Italienische EiskreationItalienische Eiskreation

Die männlich dominierte Grillsaison ist vorbei, das Kochgeschehen zieht sich ins Innere des Hauses, in die Küche, an den Herd zurück. „Und drinnen waltet die züchtige Hausfrau…“ – der Vers aus Schillers „Lied von der Glocke“ fällt dem bildungsbürgerlich Beflissenen ein.
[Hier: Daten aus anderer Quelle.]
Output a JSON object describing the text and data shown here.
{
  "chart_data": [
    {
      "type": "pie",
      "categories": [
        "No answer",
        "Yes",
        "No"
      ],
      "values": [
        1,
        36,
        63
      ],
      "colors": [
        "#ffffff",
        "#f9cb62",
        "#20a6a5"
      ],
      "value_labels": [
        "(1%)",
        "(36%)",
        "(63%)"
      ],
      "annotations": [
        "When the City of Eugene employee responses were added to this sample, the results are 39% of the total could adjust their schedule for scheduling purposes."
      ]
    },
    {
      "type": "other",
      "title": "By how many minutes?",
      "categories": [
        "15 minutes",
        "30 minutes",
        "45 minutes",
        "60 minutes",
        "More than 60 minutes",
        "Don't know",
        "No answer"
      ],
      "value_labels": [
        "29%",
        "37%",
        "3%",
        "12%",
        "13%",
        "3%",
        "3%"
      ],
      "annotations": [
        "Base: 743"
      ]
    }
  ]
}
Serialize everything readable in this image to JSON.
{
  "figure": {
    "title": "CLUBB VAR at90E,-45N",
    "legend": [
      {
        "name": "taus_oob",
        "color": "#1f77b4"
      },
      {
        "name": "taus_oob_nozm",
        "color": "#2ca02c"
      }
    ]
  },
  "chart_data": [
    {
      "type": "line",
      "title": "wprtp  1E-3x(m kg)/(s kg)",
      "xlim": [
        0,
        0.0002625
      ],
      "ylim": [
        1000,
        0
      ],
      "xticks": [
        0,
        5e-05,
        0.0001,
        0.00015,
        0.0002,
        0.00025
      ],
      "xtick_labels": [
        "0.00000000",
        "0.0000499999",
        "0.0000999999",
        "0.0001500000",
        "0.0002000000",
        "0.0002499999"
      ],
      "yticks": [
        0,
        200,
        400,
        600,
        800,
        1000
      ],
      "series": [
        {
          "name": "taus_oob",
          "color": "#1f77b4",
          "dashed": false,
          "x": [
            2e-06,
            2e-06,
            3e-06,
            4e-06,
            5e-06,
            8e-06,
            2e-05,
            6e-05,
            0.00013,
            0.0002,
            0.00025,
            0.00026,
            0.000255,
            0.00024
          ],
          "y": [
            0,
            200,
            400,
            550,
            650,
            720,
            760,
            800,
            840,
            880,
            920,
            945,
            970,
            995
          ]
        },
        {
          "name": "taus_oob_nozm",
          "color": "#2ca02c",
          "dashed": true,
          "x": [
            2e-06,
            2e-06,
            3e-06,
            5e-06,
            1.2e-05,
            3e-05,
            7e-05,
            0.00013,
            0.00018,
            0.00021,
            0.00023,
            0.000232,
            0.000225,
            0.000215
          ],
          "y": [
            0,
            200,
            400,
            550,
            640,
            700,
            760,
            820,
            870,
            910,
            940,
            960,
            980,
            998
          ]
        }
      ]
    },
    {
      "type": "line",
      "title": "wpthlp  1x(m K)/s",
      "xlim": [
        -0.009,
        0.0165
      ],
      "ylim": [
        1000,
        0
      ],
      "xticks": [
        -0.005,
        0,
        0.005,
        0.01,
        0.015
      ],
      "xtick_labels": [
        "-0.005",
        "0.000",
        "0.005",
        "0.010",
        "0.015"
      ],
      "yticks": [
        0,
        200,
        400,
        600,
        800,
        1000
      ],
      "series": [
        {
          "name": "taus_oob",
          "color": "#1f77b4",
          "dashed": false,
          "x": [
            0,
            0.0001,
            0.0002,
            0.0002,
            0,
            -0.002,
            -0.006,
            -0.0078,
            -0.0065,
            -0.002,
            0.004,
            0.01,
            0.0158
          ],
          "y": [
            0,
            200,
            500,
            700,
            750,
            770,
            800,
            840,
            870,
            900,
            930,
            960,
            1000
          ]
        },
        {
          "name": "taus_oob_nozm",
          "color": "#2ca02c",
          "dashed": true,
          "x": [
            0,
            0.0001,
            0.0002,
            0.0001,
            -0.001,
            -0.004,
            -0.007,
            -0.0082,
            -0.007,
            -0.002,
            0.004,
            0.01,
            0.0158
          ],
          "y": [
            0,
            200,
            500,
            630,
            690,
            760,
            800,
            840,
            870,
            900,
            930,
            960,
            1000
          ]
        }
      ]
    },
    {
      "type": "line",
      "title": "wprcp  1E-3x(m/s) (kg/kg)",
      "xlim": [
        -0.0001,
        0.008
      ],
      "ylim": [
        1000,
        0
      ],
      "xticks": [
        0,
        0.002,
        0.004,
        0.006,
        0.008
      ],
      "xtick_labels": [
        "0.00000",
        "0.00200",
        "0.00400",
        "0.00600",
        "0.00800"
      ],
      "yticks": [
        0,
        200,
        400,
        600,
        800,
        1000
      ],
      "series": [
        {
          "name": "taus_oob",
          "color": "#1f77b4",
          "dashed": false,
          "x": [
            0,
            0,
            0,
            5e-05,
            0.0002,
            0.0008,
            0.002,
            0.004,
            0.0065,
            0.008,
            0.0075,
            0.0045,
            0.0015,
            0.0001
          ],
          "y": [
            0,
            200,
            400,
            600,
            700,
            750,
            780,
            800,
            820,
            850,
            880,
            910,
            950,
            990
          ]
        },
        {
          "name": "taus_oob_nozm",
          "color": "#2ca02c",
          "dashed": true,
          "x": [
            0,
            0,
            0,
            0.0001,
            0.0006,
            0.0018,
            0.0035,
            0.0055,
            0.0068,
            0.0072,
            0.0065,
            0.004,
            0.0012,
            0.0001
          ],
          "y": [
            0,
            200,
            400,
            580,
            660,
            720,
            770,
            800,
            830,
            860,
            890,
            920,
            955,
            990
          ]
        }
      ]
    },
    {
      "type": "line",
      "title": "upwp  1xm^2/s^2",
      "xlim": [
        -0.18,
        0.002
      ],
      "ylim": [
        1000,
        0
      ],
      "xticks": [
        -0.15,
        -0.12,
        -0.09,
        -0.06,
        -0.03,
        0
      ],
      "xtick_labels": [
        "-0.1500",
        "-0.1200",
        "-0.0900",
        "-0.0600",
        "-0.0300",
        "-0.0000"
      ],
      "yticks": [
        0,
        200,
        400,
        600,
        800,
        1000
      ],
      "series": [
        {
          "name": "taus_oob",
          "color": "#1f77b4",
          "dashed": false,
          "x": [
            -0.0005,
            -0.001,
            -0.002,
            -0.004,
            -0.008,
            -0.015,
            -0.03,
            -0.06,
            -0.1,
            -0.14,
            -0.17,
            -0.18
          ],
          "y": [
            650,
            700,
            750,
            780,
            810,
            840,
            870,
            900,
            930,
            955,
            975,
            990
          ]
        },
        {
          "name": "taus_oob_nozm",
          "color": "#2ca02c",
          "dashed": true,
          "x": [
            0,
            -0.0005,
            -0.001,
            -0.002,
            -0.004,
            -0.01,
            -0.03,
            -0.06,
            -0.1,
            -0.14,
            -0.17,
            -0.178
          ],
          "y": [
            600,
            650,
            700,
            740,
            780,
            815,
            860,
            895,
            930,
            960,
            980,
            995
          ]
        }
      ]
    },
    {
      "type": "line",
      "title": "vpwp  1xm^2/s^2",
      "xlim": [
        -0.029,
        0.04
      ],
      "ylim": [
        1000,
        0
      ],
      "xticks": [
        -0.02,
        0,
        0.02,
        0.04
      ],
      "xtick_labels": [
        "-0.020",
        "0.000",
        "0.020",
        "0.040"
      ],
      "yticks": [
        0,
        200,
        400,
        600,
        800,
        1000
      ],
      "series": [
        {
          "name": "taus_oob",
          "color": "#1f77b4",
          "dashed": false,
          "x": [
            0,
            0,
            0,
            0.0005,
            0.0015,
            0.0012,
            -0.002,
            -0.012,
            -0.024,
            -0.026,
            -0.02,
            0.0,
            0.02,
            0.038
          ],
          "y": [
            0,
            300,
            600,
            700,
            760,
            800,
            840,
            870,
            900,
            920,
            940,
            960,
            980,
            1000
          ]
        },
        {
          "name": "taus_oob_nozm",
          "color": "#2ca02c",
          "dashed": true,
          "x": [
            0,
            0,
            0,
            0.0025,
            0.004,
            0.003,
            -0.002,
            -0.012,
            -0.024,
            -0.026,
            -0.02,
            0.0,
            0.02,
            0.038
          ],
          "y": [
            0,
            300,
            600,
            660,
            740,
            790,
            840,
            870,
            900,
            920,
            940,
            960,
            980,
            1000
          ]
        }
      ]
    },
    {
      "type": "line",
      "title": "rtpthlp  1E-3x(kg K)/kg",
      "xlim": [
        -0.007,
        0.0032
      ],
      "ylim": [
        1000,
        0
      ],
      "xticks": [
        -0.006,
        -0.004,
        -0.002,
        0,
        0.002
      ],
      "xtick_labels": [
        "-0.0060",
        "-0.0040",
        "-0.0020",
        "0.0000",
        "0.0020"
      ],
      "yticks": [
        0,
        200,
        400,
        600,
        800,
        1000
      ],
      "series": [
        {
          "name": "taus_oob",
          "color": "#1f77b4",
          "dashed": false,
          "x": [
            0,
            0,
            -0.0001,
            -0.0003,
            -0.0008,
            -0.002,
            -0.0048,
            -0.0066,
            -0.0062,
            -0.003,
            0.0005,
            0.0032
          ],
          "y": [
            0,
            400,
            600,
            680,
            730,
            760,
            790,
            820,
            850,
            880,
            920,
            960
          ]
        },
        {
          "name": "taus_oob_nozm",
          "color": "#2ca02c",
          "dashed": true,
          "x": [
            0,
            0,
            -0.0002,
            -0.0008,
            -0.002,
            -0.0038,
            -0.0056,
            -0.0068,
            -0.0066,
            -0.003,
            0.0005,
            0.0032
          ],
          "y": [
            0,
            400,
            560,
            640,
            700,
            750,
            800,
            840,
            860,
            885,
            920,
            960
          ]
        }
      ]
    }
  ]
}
Wie züchtig auch immer, hier gilt es, in Büchern die Rolle der Frau auch in kulinarischen Dingen hervorzuheben: Eine junge amerikanische Autorin, die von einem der berühmtesten US-Verlage einen sensationellen Vertrag erhielt, eine Schweizerische Köchin, die sich aus ihrer Küche zurückgezogen und ihr Wissen in einem Buch festgehalten hat und eine Grafikerin mit italienisch-kulinarischem Hintergrund sollen dabei zu Wort kommen.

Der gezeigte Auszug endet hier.